Phœbe had left New York just after the Christmas holidays—holidays packed with joys as they had never before been packed. For apart from the usual tree with the usual gifts, there had been other things—a horseback ride on a horse that belonged to one of Mother’s men friends; a score of drives in a wonderful limousine that was all blue without and a soft sand-color within, and ran as if shod with velvet, though with the strength, Mother said, of eighty horses! And there was a symphony concert, too, in Carnegie Hall, to which whole flocks of children came, and to which Phœbe wore her very best of all white dresses; and there was an afternoon at the Opera, where Mother had wonderful seats in a box which Phœbe understood cost a fortune, and Phœbe saw a great curtain lift to display castles, and forests, soldiers, knights and princesses. And, of course, there was that supremest of joys—the “movies.” In the holidays the “movies” were an everyday delight.
How she longed for them!
However, in the big house she spoke of them only to Sophie, and then in undertones. But in this matter, as in her separation from her mother, she was not to any degree submissive. Her silence indicated that she was; but she was merely biding her time.

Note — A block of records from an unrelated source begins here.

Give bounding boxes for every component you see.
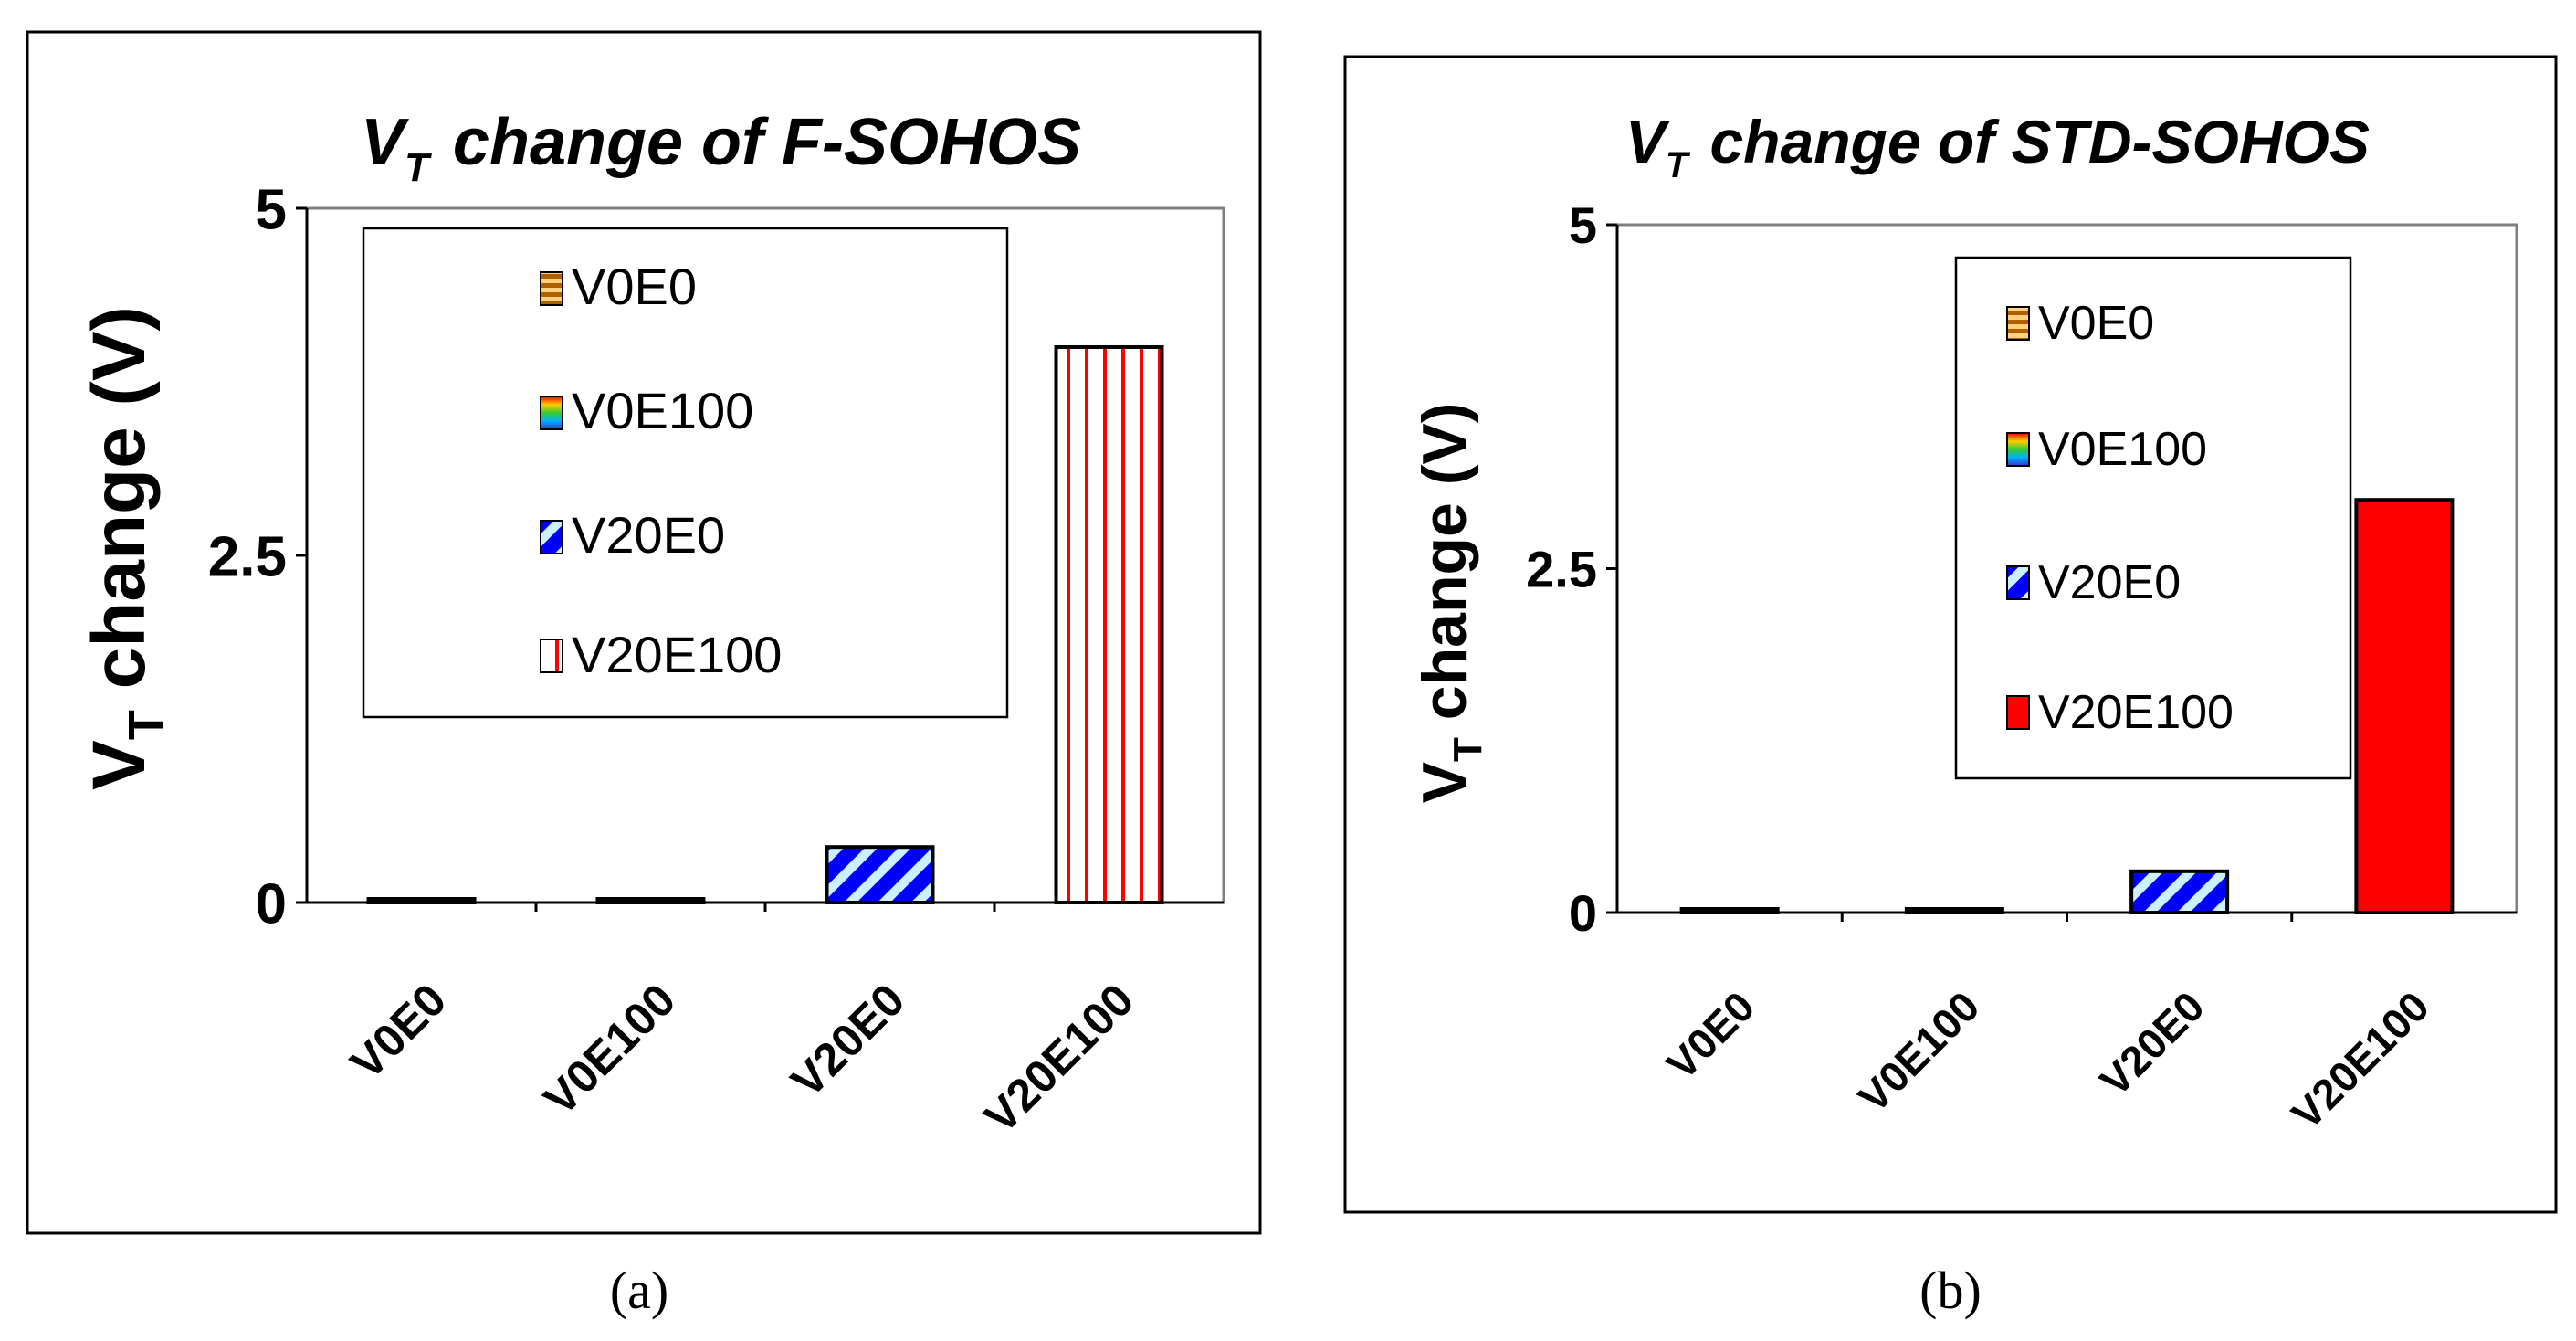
panel-a-y-label-rest: change (V) [78, 306, 161, 710]
panel-b-x-labels: V0E0 V0E100 V20E0 V20E100 [1657, 982, 2438, 1138]
panel-b-bars [1679, 498, 2455, 915]
legend-swatch-v0e100 [2006, 432, 2030, 467]
panel-b-legend-label-4: V20E100 [2038, 686, 2234, 739]
panel-b-frame [1343, 55, 2558, 1214]
panel-a-legend-box [362, 227, 1009, 719]
x-tick-label: V20E0 [2090, 982, 2213, 1104]
panel-a-legend-label-1: V0E0 [572, 258, 697, 315]
bar-v0e100 [595, 897, 706, 904]
panel-b-legend-label-1: V0E0 [2038, 297, 2154, 350]
panel-b-legend-label-3: V20E0 [2038, 556, 2181, 609]
panel-b-title-suffix: change of STD-SOHOS [1709, 108, 2369, 175]
legend-swatch-v20e100 [2006, 695, 2030, 730]
panel-a-y-label-sub: T [119, 710, 173, 740]
panel-b-y-label-v: V [1410, 762, 1479, 803]
panel-b-y-label: VT change (V) [1410, 403, 1490, 804]
panel-a-frame [26, 30, 1262, 1235]
x-tick-label: V0E100 [534, 974, 685, 1125]
y-tick-label: 2.5 [1526, 541, 1597, 598]
panel-b-y-label-sub: T [1446, 737, 1490, 762]
y-tick-label: 5 [256, 178, 287, 241]
bar-v0e100 [1904, 907, 2004, 914]
panel-a-title-sub: T [405, 145, 432, 190]
legend-swatch-v0e0 [2006, 306, 2030, 341]
x-tick-label: V20E100 [2282, 982, 2438, 1138]
legend-swatch-v20e0 [2006, 565, 2030, 600]
legend-swatch-v0e100 [540, 396, 563, 430]
x-tick-label: V0E0 [1657, 982, 1763, 1088]
y-tick-label: 2.5 [208, 525, 287, 588]
panel-a-y-label: VT change (V) [78, 306, 173, 790]
bar-v0e0 [1679, 907, 1780, 914]
x-tick-label: V0E0 [341, 974, 456, 1089]
panel-a-legend-label-3: V20E0 [572, 506, 725, 564]
x-tick-label: V20E100 [974, 974, 1143, 1143]
panel-b-title-sub: T [1666, 145, 1691, 185]
x-tick-label: V0E100 [1849, 982, 1989, 1122]
bar-v20e100 [2354, 498, 2455, 914]
bar-v20e0 [825, 845, 935, 905]
panel-a-legend: V0E0 V0E100 V20E0 V20E100 [362, 227, 1009, 719]
panel-b-y-ticks: 02.55 [1526, 196, 2294, 942]
bar-v20e0 [2129, 869, 2230, 915]
panel-a-x-labels: V0E0 V0E100 V20E0 V20E100 [341, 974, 1143, 1143]
panel-b-legend-label-2: V0E100 [2038, 423, 2207, 476]
panel-b-y-label-rest: change (V) [1410, 403, 1479, 738]
x-tick-label: V20E0 [782, 974, 915, 1107]
panel-b: VT change of STD-SOHOS VT change (V) 02.5… [1343, 55, 2558, 1320]
panel-a-title-suffix: change of F-SOHOS [453, 106, 1081, 179]
panel-a-title: VT change of F-SOHOS [361, 106, 1081, 190]
panel-b-title: VT change of STD-SOHOS [1625, 108, 2370, 185]
panel-a-legend-label-4: V20E100 [572, 626, 782, 683]
panel-b-legend-box [1954, 256, 2352, 780]
y-tick-label: 5 [1569, 196, 1597, 254]
legend-swatch-v0e0 [540, 271, 563, 306]
panel-a: VT change of F-SOHOS VT change (V) 02.55 … [26, 30, 1262, 1320]
y-tick-label: 0 [256, 872, 287, 935]
bar-v0e0 [366, 897, 477, 904]
panel-a-caption: (a) [610, 1261, 668, 1320]
panel-b-caption: (b) [1919, 1261, 1982, 1320]
panel-a-y-label-v: V [78, 740, 161, 790]
y-tick-label: 0 [1569, 884, 1597, 942]
panel-a-y-ticks: 02.55 [208, 178, 996, 935]
panel-b-legend: V0E0 V0E100 V20E0 V20E100 [1954, 256, 2352, 780]
bar-v20e100 [1054, 345, 1164, 904]
panel-a-title-v: V [361, 106, 410, 179]
legend-swatch-v20e0 [540, 520, 563, 554]
panel-a-bars [366, 345, 1164, 905]
legend-swatch-v20e100 [540, 639, 563, 673]
panel-a-legend-label-2: V0E100 [572, 382, 753, 439]
panel-b-title-v: V [1625, 108, 1670, 175]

It was in January that Phœbe came to the big house. And the something which she did not understand—that being watched, and passed from hand to hand, and kept apart from other children, and out of school—obtained through all the rest of the first month of the new year, and through February and into March.
Then, one day, a sudden change! A quick, bewildering, inexplicable, happy change!
First of all, to herald it, Uncle John telephoned a Miss Simpson, who conducted a school for young ladies, and held a long and animated conversation with that lady—a conversation in which “my niece” and “Phœbe” figured frequently. Next, Daddy appeared with an unclouded face, and sat down at the cottage-organ in Grandma’s sitting-room and played a little, and sang a song or two, Uncle Bob joining in. Next, wonder of wonders, Phœbe was sent to the nearest drug-store two blocks away, to get something for Grandma—and she was allowed to go by herself!